Elderly people have nutritional deficiencies too. It's not just the effort of cooking, it's the grocery store shopping too, even remembering if you ate or not.

Posted: Mon Aug 09, 2010 10:15 am
by sbr487
I personally would like to believe that the veins stop developing beyond a certain point. The growth at a micro level is nothing but ability of the cells to divide. The growth in healthy individuals too stops at some point but happens early in MS patients due to some genetic defects (which tries to say - dont divide beyond this). This probably creates imbalance in terms of blood the body needs and the inefficient veins can provide. This maybe the reason why we dont see MS developing in kids.

This, of course, is from a laymen's point of view. And still does not explain
- if this is a genetic defect, why narrowing only at specific points?

Posted: Mon Aug 09, 2010 11:13 am
by jimmylegs
cece, it may certainly be the case that some patients have imbalances due to fatigue.

in my case, for 15 years prior to dx i was not eating properly. for a number of reasons that were convincing at the time, i was on a consciously chosen vegan diet - not biologically appropriate.

i was stubborn about not wanting to take supplements. i was determined to be healthy with vegan diet alone. i got all my information from pro-vegan web sites, not medical journals. i knew about some of the main nutrient issues for vegans. i was careful to eat nutritious vegetable foods and not junk. but i did not take care to eat the right quantities of the right foods.

what really made the wheels come off for me was when i decided to not buy packaged (read, processed) foods at all. that was when i lost the nutritional advantage of the supplements built into things like soymilk and veggie dogs etc.

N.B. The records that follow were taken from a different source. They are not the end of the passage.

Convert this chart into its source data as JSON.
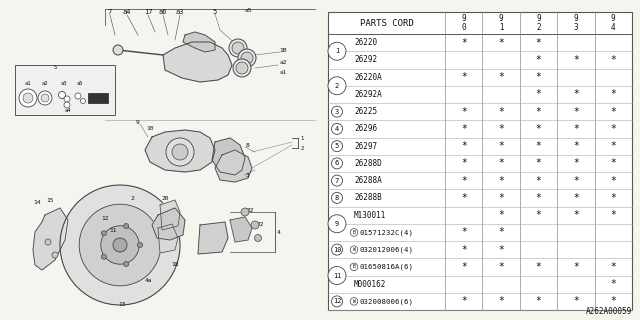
{
  "bg_color": "#f5f5f0",
  "table_rows": [
    {
      "ref": "1",
      "sub_rows": [
        {
          "part": "26220",
          "stars": [
            "*",
            "*",
            "*",
            "",
            ""
          ]
        },
        {
          "part": "26292",
          "stars": [
            "",
            "",
            "*",
            "*",
            "*"
          ]
        }
      ]
    },
    {
      "ref": "2",
      "sub_rows": [
        {
          "part": "26220A",
          "stars": [
            "*",
            "*",
            "*",
            "",
            ""
          ]
        },
        {
          "part": "26292A",
          "stars": [
            "",
            "",
            "*",
            "*",
            "*"
          ]
        }
      ]
    },
    {
      "ref": "3",
      "sub_rows": [
        {
          "part": "26225",
          "stars": [
            "*",
            "*",
            "*",
            "*",
            "*"
          ]
        }
      ]
    },
    {
      "ref": "4",
      "sub_rows": [
        {
          "part": "26296",
          "stars": [
            "*",
            "*",
            "*",
            "*",
            "*"
          ]
        }
      ]
    },
    {
      "ref": "5",
      "sub_rows": [
        {
          "part": "26297",
          "stars": [
            "*",
            "*",
            "*",
            "*",
            "*"
          ]
        }
      ]
    },
    {
      "ref": "6",
      "sub_rows": [
        {
          "part": "26288D",
          "stars": [
            "*",
            "*",
            "*",
            "*",
            "*"
          ]
        }
      ]
    },
    {
      "ref": "7",
      "sub_rows": [
        {
          "part": "26288A",
          "stars": [
            "*",
            "*",
            "*",
            "*",
            "*"
          ]
        }
      ]
    },
    {
      "ref": "8",
      "sub_rows": [
        {
          "part": "26288B",
          "stars": [
            "*",
            "*",
            "*",
            "*",
            "*"
          ]
        }
      ]
    },
    {
      "ref": "9",
      "sub_rows": [
        {
          "part": "M130011",
          "stars": [
            "",
            "*",
            "*",
            "*",
            "*"
          ]
        },
        {
          "part": "B|01571232C(4)",
          "stars": [
            "*",
            "*",
            "",
            "",
            ""
          ]
        }
      ]
    },
    {
      "ref": "10",
      "sub_rows": [
        {
          "part": "W|032012006(4)",
          "stars": [
            "*",
            "*",
            "",
            "",
            ""
          ]
        }
      ]
    },
    {
      "ref": "11",
      "sub_rows": [
        {
          "part": "B|01650816A(6)",
          "stars": [
            "*",
            "*",
            "*",
            "*",
            "*"
          ]
        },
        {
          "part": "M000162",
          "stars": [
            "",
            "",
            "",
            "",
            "*"
          ]
        }
      ]
    },
    {
      "ref": "12",
      "sub_rows": [
        {
          "part": "W|032008006(6)",
          "stars": [
            "*",
            "*",
            "*",
            "*",
            "*"
          ]
        }
      ]
    }
  ],
  "footer_text": "A262A00059",
  "years": [
    "9\n0",
    "9\n1",
    "9\n2",
    "9\n3",
    "9\n4"
  ]
}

that was when i started to experience numbness and weakness. i could reverse it if i got to the point of my leg giving way under me, by taking b12 pills. i was getting regular b12 tests, but i wanted the results to be okay so instead of doing a washout period like you're supposed to, i would take b12 pills before my bloodwork. results always came back low normal.

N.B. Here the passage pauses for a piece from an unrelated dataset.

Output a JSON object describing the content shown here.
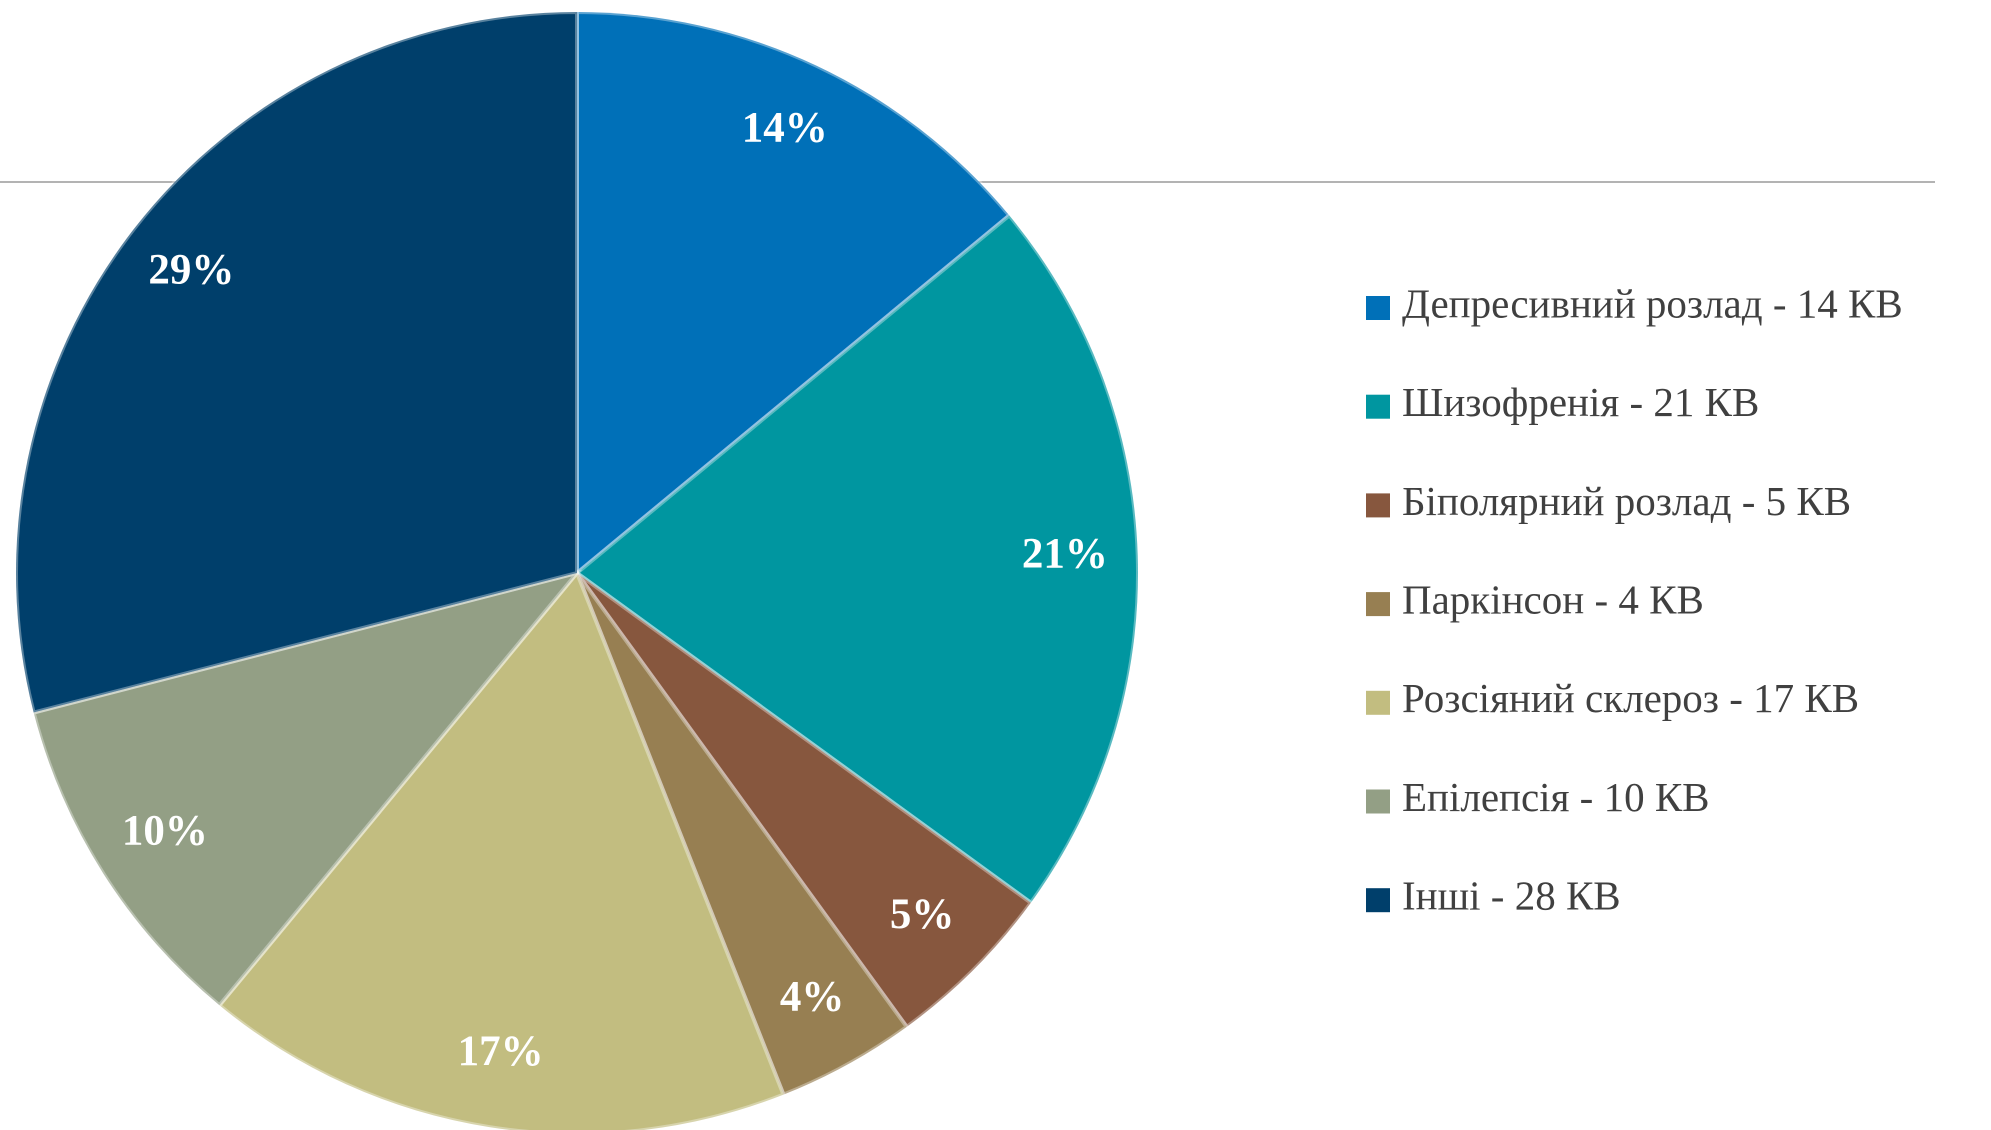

i got curious about the difference between when i supplemented and when i didn't, and did a clean test. they could not detect any b12 in my blood and the result came back 'less than 75', that being the lowest level detectable using that particular assay.

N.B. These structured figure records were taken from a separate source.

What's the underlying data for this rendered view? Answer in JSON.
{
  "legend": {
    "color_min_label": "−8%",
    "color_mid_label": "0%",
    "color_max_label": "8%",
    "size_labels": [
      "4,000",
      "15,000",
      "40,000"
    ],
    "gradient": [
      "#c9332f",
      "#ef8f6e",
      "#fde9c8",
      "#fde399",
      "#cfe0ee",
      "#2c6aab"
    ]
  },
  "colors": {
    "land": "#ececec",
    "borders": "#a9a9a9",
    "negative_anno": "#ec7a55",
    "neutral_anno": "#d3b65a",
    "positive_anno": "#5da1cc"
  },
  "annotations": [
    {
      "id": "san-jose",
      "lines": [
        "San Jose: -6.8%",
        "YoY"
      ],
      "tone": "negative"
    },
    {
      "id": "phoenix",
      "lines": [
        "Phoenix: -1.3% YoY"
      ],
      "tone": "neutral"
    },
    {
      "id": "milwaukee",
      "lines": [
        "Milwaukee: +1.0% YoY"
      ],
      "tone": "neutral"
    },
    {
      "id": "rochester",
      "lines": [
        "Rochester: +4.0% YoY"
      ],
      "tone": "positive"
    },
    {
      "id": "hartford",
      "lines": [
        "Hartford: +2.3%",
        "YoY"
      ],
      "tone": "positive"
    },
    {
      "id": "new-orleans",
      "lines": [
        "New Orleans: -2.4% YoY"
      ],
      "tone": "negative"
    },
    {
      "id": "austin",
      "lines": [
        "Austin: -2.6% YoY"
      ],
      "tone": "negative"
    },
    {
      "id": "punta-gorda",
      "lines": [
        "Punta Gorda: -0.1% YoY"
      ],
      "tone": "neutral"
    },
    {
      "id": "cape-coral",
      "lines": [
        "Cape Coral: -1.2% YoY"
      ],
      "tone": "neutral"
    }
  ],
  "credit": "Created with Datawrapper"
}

my dx spinal mri shows a lesion pattern that is textbook b12 deficiency. they tested me for deficiency at the MS clinic and my level came back at 300 - i had been supplementing like mad out of fear (and it wasn't working, by this time i had so many concurrent deficiencies that fixing one wasn't going to make a dent).

they asked me to do a washout for a clean test and i said no, because i was terrified.

i imagine they asked my doc to confirm a history of b12 deficiency and she looked back over my past test graph and told them no, it's been low but fine (from me supplementing ahead of the tests, and also because her computer can't plot text to show the one real result on my file - 'less than 75')

AFAIC, a computer glitch and my own doc not realizing i had fudged all those early b12 results, landed me with an MS dx.

the neuros told me that not all of my dx signs were consistent with b12 deficiency so i must have MS. they said my veganism would have had nothing to do with it. they certainly never wondered whether any of my other signs could be due to concurrent other deficiencies.

i objected to being lumped into a statistical diagnostic tool when i was so far from average joe it's not even funny.

no doctor ever sent me for a batch of nutrient tests to see if my other symptoms could be related to my long term vegan diet. that was all work that i had to do on my own. i'm so happy that my doc works with me now and writes up the reqs for me.

i am so. much. better. than at dx, that night and day don't even come close to describing it.

b12 deficiency is the major differential dx for ms. to my knowledge, b12 deficiency has nothing to do with CCSVI. it's also only one part of the constellation of deficiencies that my vegan diet had created, each of them coincidentally suspect in ms.